D. Effectiveness of Density Enhancement

To improve the localization accuracy, we propose to use the density enhancement filter to extend the original CT image to a three-channel image, which is taken as input by the subsequent triple-branch FCN. In order to verify the effectiveness of this density enhancement, we compare the localization accuracy of the proposed method when taking the original CT image with/without the enhanced density map and the gradient map as input. The experimental results are shown in Table 4. It can be seen that the density enhancement filter effectively improves the localization accuracy of the proposed method. This result verifies our hypothesis that emphasizing the regions and edges of the target organs can help the deep networks to learn more essential features for accurate organ localization.

TABLE 4 Global IoU of the Proposed Method With/Without the Enhanced Density Map and the Gradient Map

E. Impact of Different Gradient Operators

In this section, we conduct an experiment to investigate the effects of using different gradient operators to generate the gradient map in the proposed method. Three gradient operators, i.e. Sobel, Laplacian of Gaussian (LoG) and Canny, are included in this experiment. As the experimental results shown in Table 5, the global IoU of the proposed method with these three gradient operators are 76.44%, 75.46% and 75.61%, respectively. It seems that using the second-order gradient operators (such as LoG and Canny) to obtain more detailed edges does not contribute to higher localization accuracy in comparison to the first-order gradient operator (Sobel). We attribute this result to the relatively large receptive field of the deep ConvNets. It leads to losing sight of detail information and makes the network insensitive to the detailed edges.

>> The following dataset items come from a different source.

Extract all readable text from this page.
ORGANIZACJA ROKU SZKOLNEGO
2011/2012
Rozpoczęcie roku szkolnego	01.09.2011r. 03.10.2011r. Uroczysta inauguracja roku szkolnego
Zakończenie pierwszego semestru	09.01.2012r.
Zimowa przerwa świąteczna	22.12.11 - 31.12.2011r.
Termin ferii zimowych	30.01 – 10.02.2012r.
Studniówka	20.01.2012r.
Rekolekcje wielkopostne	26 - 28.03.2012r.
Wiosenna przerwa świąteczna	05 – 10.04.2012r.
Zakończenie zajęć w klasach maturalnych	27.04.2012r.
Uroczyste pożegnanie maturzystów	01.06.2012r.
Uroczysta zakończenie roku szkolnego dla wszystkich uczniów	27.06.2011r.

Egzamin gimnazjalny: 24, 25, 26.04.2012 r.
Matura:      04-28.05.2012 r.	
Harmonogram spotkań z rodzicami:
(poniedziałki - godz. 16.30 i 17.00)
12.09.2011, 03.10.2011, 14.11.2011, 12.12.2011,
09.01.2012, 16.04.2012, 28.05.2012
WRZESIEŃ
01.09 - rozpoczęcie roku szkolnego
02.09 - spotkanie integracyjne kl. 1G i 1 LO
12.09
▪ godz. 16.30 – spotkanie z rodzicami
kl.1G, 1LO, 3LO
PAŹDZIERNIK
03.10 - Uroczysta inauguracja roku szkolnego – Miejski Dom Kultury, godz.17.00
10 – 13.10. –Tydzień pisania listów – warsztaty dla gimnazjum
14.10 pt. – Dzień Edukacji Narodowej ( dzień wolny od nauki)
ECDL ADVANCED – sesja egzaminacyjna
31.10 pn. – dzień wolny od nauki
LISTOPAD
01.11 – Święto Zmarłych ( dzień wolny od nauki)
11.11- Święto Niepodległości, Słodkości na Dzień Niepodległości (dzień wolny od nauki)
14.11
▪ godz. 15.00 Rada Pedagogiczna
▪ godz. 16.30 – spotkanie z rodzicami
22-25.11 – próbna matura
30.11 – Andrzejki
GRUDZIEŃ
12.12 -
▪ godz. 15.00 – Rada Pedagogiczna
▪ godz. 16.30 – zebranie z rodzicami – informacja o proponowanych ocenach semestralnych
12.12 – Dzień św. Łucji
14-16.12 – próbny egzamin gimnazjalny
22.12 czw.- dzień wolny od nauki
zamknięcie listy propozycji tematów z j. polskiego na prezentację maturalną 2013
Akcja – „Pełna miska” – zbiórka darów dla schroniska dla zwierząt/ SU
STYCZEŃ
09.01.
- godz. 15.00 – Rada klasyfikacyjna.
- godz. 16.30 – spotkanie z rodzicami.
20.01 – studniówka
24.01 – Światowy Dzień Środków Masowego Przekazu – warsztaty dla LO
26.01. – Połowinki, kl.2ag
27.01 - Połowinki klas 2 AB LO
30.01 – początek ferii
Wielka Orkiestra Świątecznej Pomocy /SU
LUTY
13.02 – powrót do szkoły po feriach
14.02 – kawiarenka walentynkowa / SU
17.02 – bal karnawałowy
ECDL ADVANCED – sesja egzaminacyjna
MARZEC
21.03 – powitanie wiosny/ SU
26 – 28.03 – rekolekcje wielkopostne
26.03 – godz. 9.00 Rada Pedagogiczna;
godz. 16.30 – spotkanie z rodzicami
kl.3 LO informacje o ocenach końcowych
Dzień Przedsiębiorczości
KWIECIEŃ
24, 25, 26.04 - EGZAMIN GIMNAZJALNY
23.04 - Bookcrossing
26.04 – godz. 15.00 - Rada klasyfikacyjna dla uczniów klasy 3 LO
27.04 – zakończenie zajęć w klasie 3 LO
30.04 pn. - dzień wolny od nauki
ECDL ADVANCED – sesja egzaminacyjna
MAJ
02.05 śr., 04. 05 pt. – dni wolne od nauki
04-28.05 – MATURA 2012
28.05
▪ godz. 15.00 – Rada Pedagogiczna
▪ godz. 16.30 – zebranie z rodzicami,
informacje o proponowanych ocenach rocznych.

TABLE 5 Global IoU of the Proposed Method When Using Different Gradient Operators

F. Impact of Different Backbone Networks

As aforementioned in Section III-B, the backbone network used for feature extraction is essential to the final performance of the proposed method. Different backbone network could lead to different results. To investigate the impact of different backbone networks, we successively evaluate the localization accuracy (measured by IoU) of the proposed method using three standard architectures as the backbone: AlexNet [20], VGG-16 [21] and ResNet-34 [22]. Due to the large memory footprints of the VGG-16 and ResNet-34, this experiment is conducted using down-sampled CT images in sizes of $128\times 128\times 256$ and $64\times 64\times 128$ . Table 6 shows the experimental results. It can be seen that deeper networks and finer input resolution bring higher localization accuracy but larger memory overhead. Considering the balance between localization accuracy and memory efficiency, we finally select AlexNet as the backbone with the input resolution of $256\times 256\times 512$ in the proposed method.

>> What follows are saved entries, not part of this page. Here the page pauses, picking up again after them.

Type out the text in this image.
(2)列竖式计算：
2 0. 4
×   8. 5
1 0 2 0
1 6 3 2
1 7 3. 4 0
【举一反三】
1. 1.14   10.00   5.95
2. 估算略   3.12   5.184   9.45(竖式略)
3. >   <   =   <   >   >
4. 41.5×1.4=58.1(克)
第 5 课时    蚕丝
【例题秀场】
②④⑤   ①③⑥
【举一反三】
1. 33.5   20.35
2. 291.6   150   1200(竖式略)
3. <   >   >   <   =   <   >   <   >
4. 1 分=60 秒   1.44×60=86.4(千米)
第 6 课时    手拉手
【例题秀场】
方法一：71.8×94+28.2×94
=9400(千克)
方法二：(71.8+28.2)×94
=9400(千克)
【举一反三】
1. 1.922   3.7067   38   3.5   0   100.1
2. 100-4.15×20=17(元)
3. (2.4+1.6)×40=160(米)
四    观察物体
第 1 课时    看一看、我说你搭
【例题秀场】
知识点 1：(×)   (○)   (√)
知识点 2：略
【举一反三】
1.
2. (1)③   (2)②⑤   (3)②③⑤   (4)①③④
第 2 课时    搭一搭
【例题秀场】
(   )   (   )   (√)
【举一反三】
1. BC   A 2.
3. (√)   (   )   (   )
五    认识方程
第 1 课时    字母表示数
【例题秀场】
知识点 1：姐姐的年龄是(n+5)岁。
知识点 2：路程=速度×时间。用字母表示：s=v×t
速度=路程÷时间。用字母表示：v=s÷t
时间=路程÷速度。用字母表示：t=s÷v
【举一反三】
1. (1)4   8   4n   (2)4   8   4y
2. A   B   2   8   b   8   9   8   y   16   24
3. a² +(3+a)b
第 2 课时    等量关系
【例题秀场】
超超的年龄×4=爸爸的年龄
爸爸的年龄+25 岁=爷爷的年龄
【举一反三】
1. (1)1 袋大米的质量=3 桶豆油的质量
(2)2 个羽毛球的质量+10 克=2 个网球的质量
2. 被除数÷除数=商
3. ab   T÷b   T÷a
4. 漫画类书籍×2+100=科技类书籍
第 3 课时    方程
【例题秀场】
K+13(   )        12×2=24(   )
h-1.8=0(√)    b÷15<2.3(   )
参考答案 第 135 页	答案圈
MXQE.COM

TABLE 6 Global IoU of the Proposed Method When Combined With Different Backbone Networks in Different Input Resolutions

G. Impact of the Triple-Branch Joint Training

The triple-branch structure of the proposed method is convenient to predict the presence probability curves in three directions synchronously. It is also helpful to improve the final localization accuracy through the joint training manner. In the training stage, each of the branch networks has an influence on the shared backbone network, thus force the backbone network to find more essential features to perform accurate localization. To demonstrate this impact, we train these three branch networks separately with non-shared backbone networks and fuse the output of these branch networks to generate the final results. As the results shown in this experiment, this non-joint training manner leads to a drop in IoU (from 76.44% to 76.08%). It indicates that the joint training manner has a positive impact on the final localization accuracy. Although the improvement in accuracy is not significant, it is more convenient and time-saving to train the three branch networks synchronously in one model rather than training three models individually.